Americans Think Presidential Election Process Is Broken

Sixty-six percent of Americans think the country’s process of selecting a new president isn’t working properly, according to a new poll.

Only 30 percent of Americans find the election process to be working, a decline of seven points since January, a March 16-17 Gallup poll found.

In January, 46 percent of Republicans believed the system was working. In just two months, that number has fallen 16 points to 30 percent. Democrats, after a slight decline in February, are holding at 32 percent — the same percentage from January.

In comparison to previous election years, the support of the American people for the election process shows a drastic decline. In January 2000, 57 percent found the system to be working, with 67 percent believing the same in January 2008.

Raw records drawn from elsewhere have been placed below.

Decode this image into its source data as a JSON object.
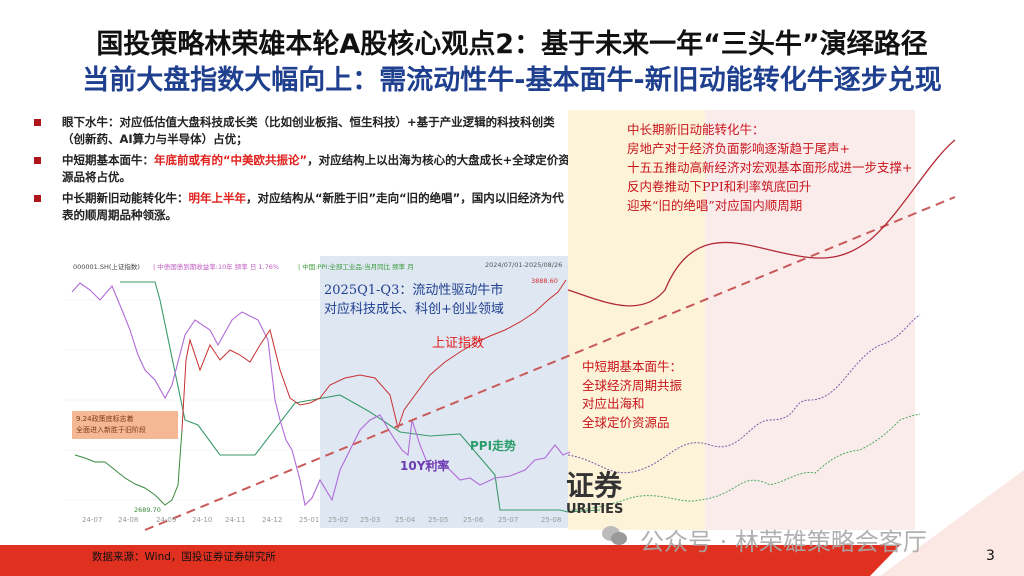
{
  "title": "国投策略林荣雄本轮A股核心观点2：基于未来一年“三头牛”演绎路径",
  "subtitle": "当前大盘指数大幅向上：需流动性牛-基本面牛-新旧动能转化牛逐步兑现",
  "bullets": [
    {
      "head": "眼下水牛：对应低估值大盘科技成长类（比如创业板指、恒生科技）+基于产业逻辑的科技科创类（创新药、AI算力与半导体）占优；",
      "highlight": "",
      "tail": ""
    },
    {
      "head": "中短期基本面牛：",
      "highlight": "年底前或有的“中美欧共振论”",
      "tail": "，对应结构上以出海为核心的大盘成长+全球定价资源品将占优。"
    },
    {
      "head": "中长期新旧动能转化牛：",
      "highlight": "明年上半年",
      "tail": "，对应结构从“新胜于旧”走向“旧的绝唱”，国内以旧经济为代表的顺周期品种领涨。"
    }
  ],
  "chart": {
    "legend_index": "000001.SH(上证指数)",
    "legend_bond": "| 中债国债到期收益率:10年 频率 日 1.76%",
    "legend_ppi": "| 中国:PPI:全部工业品:当月同比 频率 月",
    "date_range": "2024/07/01-2025/08/26",
    "high_label": "3888.60",
    "low_label": "2689.70",
    "q_title": "2025Q1-Q3：流动性驱动牛市",
    "q_sub": "对应科技成长、科创+创业领域",
    "index_label": "上证指数",
    "policy_box": [
      "9.24政策底标志着",
      "全面进入新胜于旧阶段"
    ],
    "ppi_label": "PPI走势",
    "rate_label": "10Y利率",
    "x_ticks": [
      "24-07",
      "24-08",
      "24-09",
      "24-10",
      "24-11",
      "24-12",
      "25-01",
      "25-02",
      "25-03",
      "25-04",
      "25-05",
      "25-06",
      "25-07",
      "25-08"
    ],
    "long_term": [
      "中长期新旧动能转化牛：",
      "房地产对于经济负面影响逐渐趋于尾声+",
      "十五五推动高新经济对宏观基本面形成进一步支撑+",
      "反内卷推动下PPI和利率筑底回升",
      "迎来“旧的绝唱”对应国内顺周期"
    ],
    "mid_term": [
      "中短期基本面牛：",
      "全球经济周期共振",
      "对应出海和",
      "全球定价资源品"
    ]
  },
  "watermark_logo": [
    "证券",
    "URITIES"
  ],
  "watermark_account": "公众号 · 林荣雄策略会客厅",
  "source": "数据来源：Wind，国投证券证券研究所",
  "page_number": "3",
  "colors": {
    "brand_red": "#e03020",
    "title_blue": "#1f3f8f",
    "annotation_red": "#c8141b",
    "ppi_green": "#2a9d6a",
    "rate_purple": "#9a4fd0"
  }
}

The 30-percent figure from 2016 is lower than that of December 2011, which was 39 percent.

While the majority of Americans may not have a positive view of the presidential election process, they are seemingly happy with the candidates.

Sixty-eight percent said there is a candidate running that would make a good president. Sixty-three percent who find the system to be broken agree that a good president exists among the nominees.

The American people are paying attention to the 2016 presidential candidates.

More than half, 57 percent, of respondents in a March 17-20 CBS News/The New York Times poll said they are giving the presidential campaign “a lot” of attention.

But how registered voters feel about their party is shockingly different.

Republicans were not shy about expressing whether they were embarrassed by their party, with 60 percent stating they were “mostly embarrassed," while only 13 percent of Democrats felt the same.

Eighty-two percent of Democrats are “mostly proud” of their party.

The candidates that respondents expect to see on the November ballot, whether they would like to or not, are Donald Trump for the GOP and Hillary Clinton as the Democratic nominee. Both candidates received more than 70 percent of the votes.